Creating an Azure key vault, key, and disk encryption set via ARM template

0
votes

I would like to create an Azure key vault, key, and disk encryption set via an ARM template.

I know how to do this via the portal, and I know how to create a key vault, key, and disk encryption set via an ARM template but what I don't understand is 1) how to reference the key (as in how to get the keyUrl with the version number) and 2) how to give the disk encryption set access to the key vault. In the portal I do the latter by going to the key vault and giving the generated identity access, but not sure how to do it via an ARM template or if that's even possible.

Thanks.

Update: Digging around a bit more into this I think the way to do the first one is something like this?

"keyUrl": "[reference(resourceId('Microsoft.KeyVault/vaults/keys', variables('keyvaultName'), variables('keyName'))).keyUriWithVersion]"

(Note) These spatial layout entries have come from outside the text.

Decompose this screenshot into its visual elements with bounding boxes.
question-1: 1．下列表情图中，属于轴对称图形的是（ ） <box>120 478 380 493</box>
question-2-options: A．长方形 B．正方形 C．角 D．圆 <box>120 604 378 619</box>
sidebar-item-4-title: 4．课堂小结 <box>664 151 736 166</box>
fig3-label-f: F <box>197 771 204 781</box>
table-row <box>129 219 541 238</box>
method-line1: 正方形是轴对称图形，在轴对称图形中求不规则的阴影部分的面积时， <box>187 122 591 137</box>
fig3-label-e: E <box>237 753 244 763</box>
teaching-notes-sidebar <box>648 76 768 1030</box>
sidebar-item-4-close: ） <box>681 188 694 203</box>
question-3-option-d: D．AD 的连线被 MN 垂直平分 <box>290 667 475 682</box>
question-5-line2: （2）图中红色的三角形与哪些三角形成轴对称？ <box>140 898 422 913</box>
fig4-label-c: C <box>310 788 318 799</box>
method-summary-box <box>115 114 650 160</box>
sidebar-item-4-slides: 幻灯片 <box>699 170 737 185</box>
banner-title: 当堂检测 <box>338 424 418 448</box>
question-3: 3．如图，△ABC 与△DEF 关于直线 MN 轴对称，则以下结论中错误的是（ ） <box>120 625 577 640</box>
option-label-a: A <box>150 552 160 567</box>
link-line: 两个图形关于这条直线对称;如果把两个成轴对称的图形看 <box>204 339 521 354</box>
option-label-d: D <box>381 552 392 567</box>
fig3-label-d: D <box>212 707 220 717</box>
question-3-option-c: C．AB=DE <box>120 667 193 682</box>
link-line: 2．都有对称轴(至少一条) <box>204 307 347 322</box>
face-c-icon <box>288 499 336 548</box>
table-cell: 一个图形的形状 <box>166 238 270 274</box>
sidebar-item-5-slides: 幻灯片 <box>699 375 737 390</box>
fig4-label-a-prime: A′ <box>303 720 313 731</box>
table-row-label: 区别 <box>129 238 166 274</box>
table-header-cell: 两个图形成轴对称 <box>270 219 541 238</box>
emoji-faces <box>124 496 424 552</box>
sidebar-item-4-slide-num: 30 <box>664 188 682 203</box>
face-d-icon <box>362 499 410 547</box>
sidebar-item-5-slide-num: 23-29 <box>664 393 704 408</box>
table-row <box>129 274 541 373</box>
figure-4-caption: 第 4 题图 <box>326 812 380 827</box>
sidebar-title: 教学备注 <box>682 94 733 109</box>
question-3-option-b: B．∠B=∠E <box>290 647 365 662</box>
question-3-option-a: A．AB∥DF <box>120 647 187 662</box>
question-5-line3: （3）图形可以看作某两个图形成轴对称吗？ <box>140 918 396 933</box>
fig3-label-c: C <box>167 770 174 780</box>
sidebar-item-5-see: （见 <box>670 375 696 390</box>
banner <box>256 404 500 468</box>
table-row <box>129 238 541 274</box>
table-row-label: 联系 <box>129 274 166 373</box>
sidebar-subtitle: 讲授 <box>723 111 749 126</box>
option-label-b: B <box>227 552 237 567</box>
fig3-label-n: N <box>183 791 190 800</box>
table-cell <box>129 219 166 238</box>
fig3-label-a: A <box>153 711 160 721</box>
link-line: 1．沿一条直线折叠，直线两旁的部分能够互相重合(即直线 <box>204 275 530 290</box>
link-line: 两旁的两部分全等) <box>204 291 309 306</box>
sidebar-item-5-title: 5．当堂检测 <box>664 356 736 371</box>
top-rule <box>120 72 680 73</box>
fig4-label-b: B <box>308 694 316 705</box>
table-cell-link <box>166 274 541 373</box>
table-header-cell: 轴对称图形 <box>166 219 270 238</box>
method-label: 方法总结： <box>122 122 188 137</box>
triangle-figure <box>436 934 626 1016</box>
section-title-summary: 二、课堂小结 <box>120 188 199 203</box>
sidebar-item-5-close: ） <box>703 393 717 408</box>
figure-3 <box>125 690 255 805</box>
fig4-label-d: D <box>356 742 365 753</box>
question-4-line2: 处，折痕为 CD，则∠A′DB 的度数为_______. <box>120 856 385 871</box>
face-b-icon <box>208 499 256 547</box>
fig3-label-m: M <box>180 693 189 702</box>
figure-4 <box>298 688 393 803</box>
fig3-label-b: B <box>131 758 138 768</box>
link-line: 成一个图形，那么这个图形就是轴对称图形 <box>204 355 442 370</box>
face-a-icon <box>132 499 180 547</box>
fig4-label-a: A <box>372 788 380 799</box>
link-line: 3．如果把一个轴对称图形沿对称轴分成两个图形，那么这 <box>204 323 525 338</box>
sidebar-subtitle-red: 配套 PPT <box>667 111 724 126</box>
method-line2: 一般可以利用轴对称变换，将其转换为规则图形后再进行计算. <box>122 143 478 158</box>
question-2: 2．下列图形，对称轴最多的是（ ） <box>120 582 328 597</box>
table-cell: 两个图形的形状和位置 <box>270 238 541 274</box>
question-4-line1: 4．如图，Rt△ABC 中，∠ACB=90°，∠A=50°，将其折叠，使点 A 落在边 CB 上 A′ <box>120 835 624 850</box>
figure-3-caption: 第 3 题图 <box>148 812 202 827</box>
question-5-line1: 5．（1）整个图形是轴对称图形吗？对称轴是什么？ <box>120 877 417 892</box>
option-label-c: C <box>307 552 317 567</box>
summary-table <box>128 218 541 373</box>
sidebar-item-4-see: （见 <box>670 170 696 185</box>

(where the vault name etc. are stored in the referenced variables).

1
azureazure-keyvaultarm-template

1 Answers

0
votes

Figured the answer to this. The following snippet deploys a key vault, a key, a disk encryption set, and then an access policy that gives the disk encryption set access to the key vault.

        {
            "type": "Microsoft.KeyVault/vaults/keys",
            "apiVersion": "2019-09-01",
            "name": "[concat(variables('keyvaultName'), '/', variables('keyName'))]",
            "location": "[variables('location')]",
            "tags": "[parameters('resourceTags')]",
            "dependsOn": [
                "[resourceId('Microsoft.KeyVault/vaults', variables('keyvaultName'))]"
            ],
            "properties": {
                "kty": "RSA",
                "keySize": 4096
            }
        },
        {
            "type": "Microsoft.Compute/diskEncryptionSets",
            "apiVersion": "2019-07-01",
            "name": "[variables('diskencsetName')]",
            "location": "[variables('location')]",
            "tags": "[parameters('resourceTags')]",
            "dependsOn": [
                "[resourceId('Microsoft.KeyVault/vaults/keys', variables('keyvaultName'), variables('keyName'))]"
            ],
            "identity": {
                "type": "SystemAssigned"
            },
            "properties": {
                "activeKey": {
                    "sourceVault": {
                        "id": "[resourceId('Microsoft.KeyVault/vaults', variables('keyvaultName'))]"
                    },
                    "keyUrl": "[reference(resourceId('Microsoft.KeyVault/vaults/keys', variables('keyvaultName'), variables('keyName')), '2019-09-01', 'Full').properties.keyUriWithVersion]"
                }
            }
        },
        {
            "type": "Microsoft.KeyVault/vaults/accessPolicies",
            "apiVersion": "2019-09-01",
            "name": "[concat(variables('keyvaultName'), '/add')]",
            "dependsOn": [
                "[resourceId('Microsoft.Compute/diskEncryptionSets', variables('diskencsetName'))]"
            ],
            "properties": {
                "accessPolicies": [
                    {
                        "tenantId": "[subscription().tenantId]",
                        "objectId": "[reference(resourceId('Microsoft.Compute/diskEncryptionSets', variables('diskencsetName')), '2019-07-01', 'Full').identity.PrincipalId]",
                        "permissions": {
                            "keys": [
                                "Get",
                                "WrapKey",
                                "UnwrapKey"
                            ],
                            "secrets": [],
                            "certificates": []
                        }
                    }
                ]
            }
        },

I realized I could get the properties I need via the reference() function so it was a matter of figuring out what I need and then putting it all into a template. Had to split out the access policies from the key vault definition so I can create the key vault and disk encryption set and then tie the two together.

Hope this helps anyone else looking for the same. Thanks.